The town of Morinville, Alta., population 6,775, cannot offer Donna Hunter’s children the secular, non-denominational education most Canadian parents expect as a matter of course. She is leaving for nearby north Edmonton and taking her three young children. And her sister. And her sister’s two kids. And her retired parents. Mrs. Hunter led the family’s march to Morinville in 1999; not yet a mother, she didn’t realize that all of the town’s public schools are, because of an anomaly in Alberta’s constitutional development, formally Catholic. The school board’s stated mission: “ensuring that Catholic values permeate all school activities.”
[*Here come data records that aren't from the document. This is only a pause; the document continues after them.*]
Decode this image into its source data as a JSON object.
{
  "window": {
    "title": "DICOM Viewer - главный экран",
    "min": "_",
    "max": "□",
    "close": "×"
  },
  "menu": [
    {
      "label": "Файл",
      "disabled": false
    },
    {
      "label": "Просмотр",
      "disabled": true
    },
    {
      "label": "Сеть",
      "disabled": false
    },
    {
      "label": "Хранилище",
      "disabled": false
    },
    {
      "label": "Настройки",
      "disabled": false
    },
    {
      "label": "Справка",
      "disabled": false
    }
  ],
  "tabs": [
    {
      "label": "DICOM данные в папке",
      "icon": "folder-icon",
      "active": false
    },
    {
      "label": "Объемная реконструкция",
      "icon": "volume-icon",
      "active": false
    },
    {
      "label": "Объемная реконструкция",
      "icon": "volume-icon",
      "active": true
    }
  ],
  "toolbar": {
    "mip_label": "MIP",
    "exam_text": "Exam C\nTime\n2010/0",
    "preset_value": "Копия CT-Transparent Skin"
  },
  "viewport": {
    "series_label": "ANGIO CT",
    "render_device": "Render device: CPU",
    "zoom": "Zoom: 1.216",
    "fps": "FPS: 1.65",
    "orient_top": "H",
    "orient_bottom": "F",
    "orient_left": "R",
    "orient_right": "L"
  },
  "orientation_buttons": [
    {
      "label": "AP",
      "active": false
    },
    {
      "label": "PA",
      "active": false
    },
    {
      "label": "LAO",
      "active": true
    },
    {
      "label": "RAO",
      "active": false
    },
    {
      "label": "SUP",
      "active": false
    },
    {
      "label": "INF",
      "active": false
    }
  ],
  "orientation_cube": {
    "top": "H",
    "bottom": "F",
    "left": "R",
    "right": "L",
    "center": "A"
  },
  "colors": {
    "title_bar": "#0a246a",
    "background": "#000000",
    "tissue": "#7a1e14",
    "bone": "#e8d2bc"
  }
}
Morinville belongs to the Greater St. Albert “Catholic Public” school district—a historically French-Canadian area that declared itself Catholic for education purposes under territorial law in 1884. For generations, non-Catholic parents accepted the status quo, but Morinville schools have grown more strident about their identity even as the town becomes more diverse. Hunter leads a group of Morinville parents demanding a non-religious option, but the Catholic board will not provide one, and apparently can’t be forced to despite its officially public status. The province’s education minister acknowledges the problem but, say critics, has been slow to address it.
As Hunter leaves Morinville, her group is enjoying some progress. The Catholic board is surveying town residents to test the appetite for secular education, perhaps provided within Morinville under the auspices of a neighbouring district. “But the survey won’t count people who already left because of the Catholic monopoly, or those who never move here,” notes Hunter. “Every year that passes while we await a solution, more Morinville parents will face my choice. Stay? Leave? Wait? How long?”